In 1654, John Casor, an African, becomes the first legally recognized slave in America. A court in Northampton County rules him property for life. In 1662, Virginia passes a law stating any children of an enslaved mother will follow her status and automatically become slaves, even if the father is a freeborn Englishman. Undoubtedly, this law is designed to free whites from legal responsibility for their mixed race children. After some blacks join in Bacon’s failed 1676 rebellion, the race is singled out for slavery and the Virginia Slave codes of 1705 further define the status of slaves as those people imported from nations that were not Christian.

THE SLAVE TRIANGLE
Racial inequality is backed by the British Empire and its slave triangle.

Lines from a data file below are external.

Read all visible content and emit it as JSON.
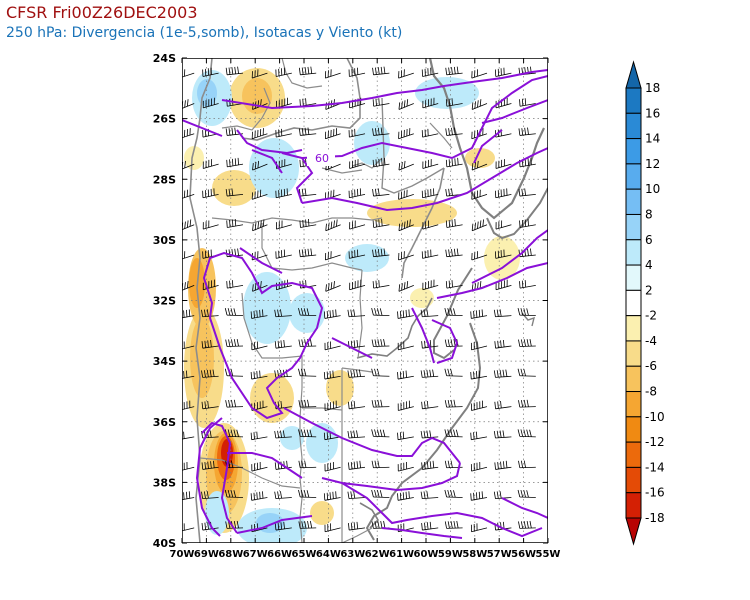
{
  "header": {
    "title": "CFSR Fri00Z26DEC2003",
    "subtitle": "250 hPa: Divergencia (1e-5,somb), Isotacas y Viento (kt)"
  },
  "map": {
    "lon_range": [
      -70,
      -55
    ],
    "lat_range": [
      -40,
      -24
    ],
    "y_tick_labels": [
      "24S",
      "26S",
      "28S",
      "30S",
      "32S",
      "34S",
      "36S",
      "38S",
      "40S"
    ],
    "x_tick_labels": [
      "70W",
      "69W",
      "68W",
      "67W",
      "66W",
      "65W",
      "64W",
      "63W",
      "62W",
      "61W",
      "60W",
      "59W",
      "58W",
      "57W",
      "56W",
      "55W"
    ],
    "isotach_label": "60",
    "colors": {
      "isotach": "#8a10d8",
      "coast": "#808080",
      "border": "#8c8c8c",
      "barb": "#000000",
      "grid": "#7a7a7a"
    }
  },
  "colorbar": {
    "labels": [
      "18",
      "16",
      "14",
      "12",
      "10",
      "8",
      "6",
      "4",
      "2",
      "-2",
      "-4",
      "-6",
      "-8",
      "-10",
      "-12",
      "-14",
      "-16",
      "-18"
    ],
    "colors": [
      "#1466a8",
      "#1c79c2",
      "#2a8ad6",
      "#3c9be6",
      "#58acee",
      "#75bef4",
      "#97d3f8",
      "#bdeafa",
      "#e2f8fb",
      "#ffffff",
      "#fbf0b0",
      "#f8dc8a",
      "#f7c35d",
      "#f5a632",
      "#f08a12",
      "#ec6a0c",
      "#e44b06",
      "#d42004",
      "#b80303"
    ]
  }
}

Manufactured goods from Britain are exchanged for slaves from Africa. Those slaves are then transported to America, and exchanged for raw goods such as fish, tobacco, sugar and eventually, cotton. These goods, produced on the plantations by slavery, are then shipped back to Britain. Between 1700 and 1800, more than quarter of million Africans are brought to America, more than any other immigrant group combined. Some of the Founding Fathers of America will be slave-owners.